A sense of adventure to go out and find places you might never have otherwise known about and see things which would have passed you by. Imagine sitting on a small hill watching two young foxes ‘playing’ together in the field below you while a Red Kite wheels and performs aerobatics over your head.
A GPS receiver (often referred to as simply a GPS) is a device which ‘listens’ to the signals broadcast from satellites orbiting the Earth. From those signals, a GPS or global positioning system is able to calculate its location on the planet to typically within about 5 metres. Once a GPS knows where it is, and where you want to go, it can point you to your destination. GPS receivers are available from around £80 in the UK up to several hundred. A simple base model is sufficient for geocaching, but the more expensive models offer many varied facilities. There are also Geocaching apps available for most smart phones, so you may even have a device you can use to play already! Just search for “Geocaching” in the App store on your device.
Access to the Internet. Geocaches (often abbreviated to ‘caches’) are listed on the website www.geocaching.com. Sign up for free, log in and search for geocaches in your local area, you will be surprised how close your nearest one will be.
A form of transport. Most geocaches are hidden in the countryside and away from public transport routes so a method of getting to the locality is helpful. It is also true that many geocachers do use public transport/cycles and hiking. You may however, find some geocaches in your local town or city which are in fact right on your doorstep! Look at the attributes on the geocache page for parking waypoints, public transport, whether bicycles are allowed, if the geocache is recommended for kids, or if there is a hike involved.
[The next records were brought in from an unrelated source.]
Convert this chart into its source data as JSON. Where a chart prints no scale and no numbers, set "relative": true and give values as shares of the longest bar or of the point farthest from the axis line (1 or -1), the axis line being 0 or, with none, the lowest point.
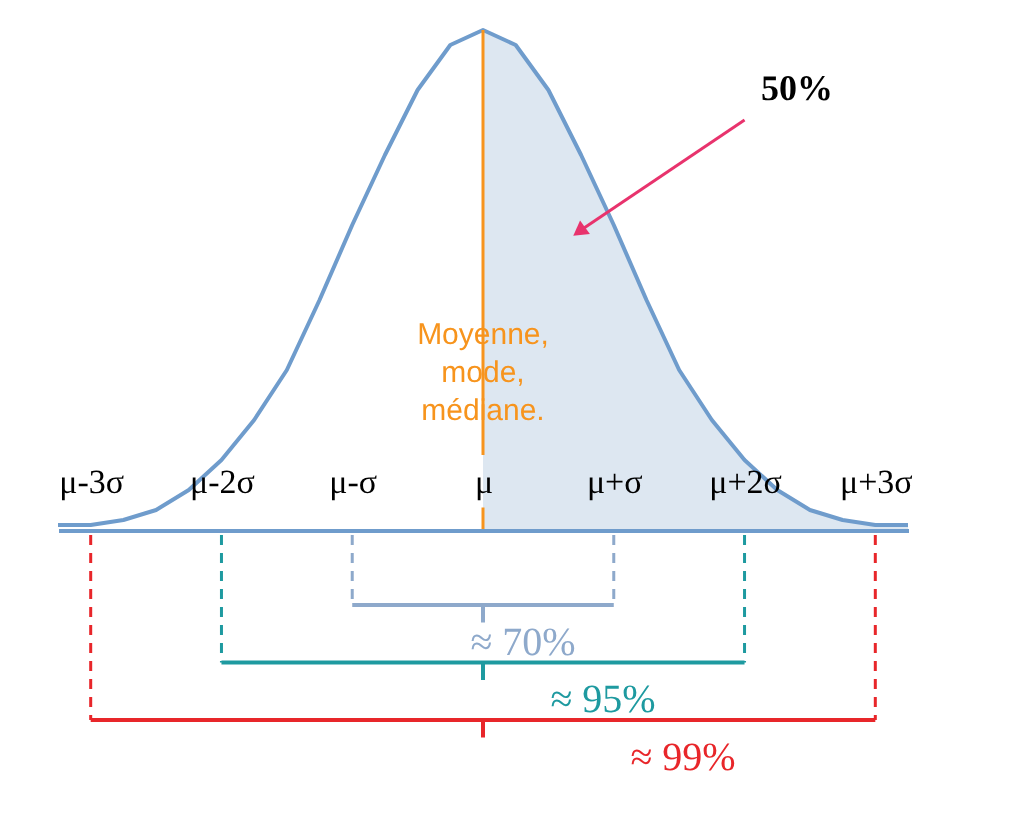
{
  "chart_data": {
    "type": "line",
    "relative": true,
    "categories": [
      null,
      "μ-3σ",
      null,
      null,
      null,
      "μ-2σ",
      null,
      null,
      null,
      "μ-σ",
      null,
      null,
      null,
      "μ",
      null,
      null,
      null,
      "μ+σ",
      null,
      null,
      null,
      "μ+2σ",
      null,
      null,
      null,
      "μ+3σ",
      null
    ],
    "series": [
      {
        "type": "area",
        "color": "#dde7f1",
        "values": [
          null,
          null,
          null,
          null,
          null,
          null,
          null,
          null,
          null,
          null,
          null,
          null,
          null,
          1,
          0.97,
          0.88,
          0.75,
          0.61,
          0.46,
          0.32,
          0.22,
          0.14,
          0.08,
          0.04,
          0.02,
          0.01,
          0.01
        ]
      },
      {
        "color": "#6f9ccc",
        "values": [
          0.01,
          0.01,
          0.02,
          0.04,
          0.08,
          0.14,
          0.22,
          0.32,
          0.46,
          0.61,
          0.75,
          0.88,
          0.97,
          1,
          0.97,
          0.88,
          0.75,
          0.61,
          0.46,
          0.32,
          0.22,
          0.14,
          0.08,
          0.04,
          0.02,
          0.01,
          0.01
        ]
      }
    ],
    "ref_lines": [
      {
        "axis": "x",
        "value": "μ",
        "label": "Moyenne,\nmode,\nmédiane.",
        "color": "#f7941d"
      }
    ],
    "annotations": [
      "50%",
      "≈ 70%",
      "≈ 95%",
      "≈ 99%"
    ]
  }
}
A few bits and pieces to use as swaps in the geocaches you visit. There is no compulsion to swap anything, but often you will find an item of interest in a geocache, it is only fair play that if you take something, you should leave something in exchange of equal or greater value.
What is Geocaching?
Geocaching is a real-world, outdoor treasure hunting game using GPS-enabled devices. Navigate to a specific set of GPS coordinates and then attempt to find the geocache (container) hidden at that location.
Remember to bring:
Something to leave in the cache. One of the rules of geocaching is: if you take something out of the cache - you must replace it with another item of equal or greater value. Bring along a small toy, trinket or token to leave behind. Do not leave behind food or heavily scented items (we don’t want animals damaging the geocaches).
A pen or pencil. Remember to sign the log book found inside a cache. Some caches are too small to accommodate a pen or pencil - so bring your own!
Extra batteries for your GPS.
Hints and Tips
Before you set out on a geocaching adventure - check the online logbook to make sure the cache has not gone missing or is under repair.
Most importanly be safe. Check out the terrain and difficulty ratings for each cache before you head out for your geocaching experience! Some caches may be difficult to get to and, if beyond your ability, don't take chances. Some caches are only available at certain times of the year.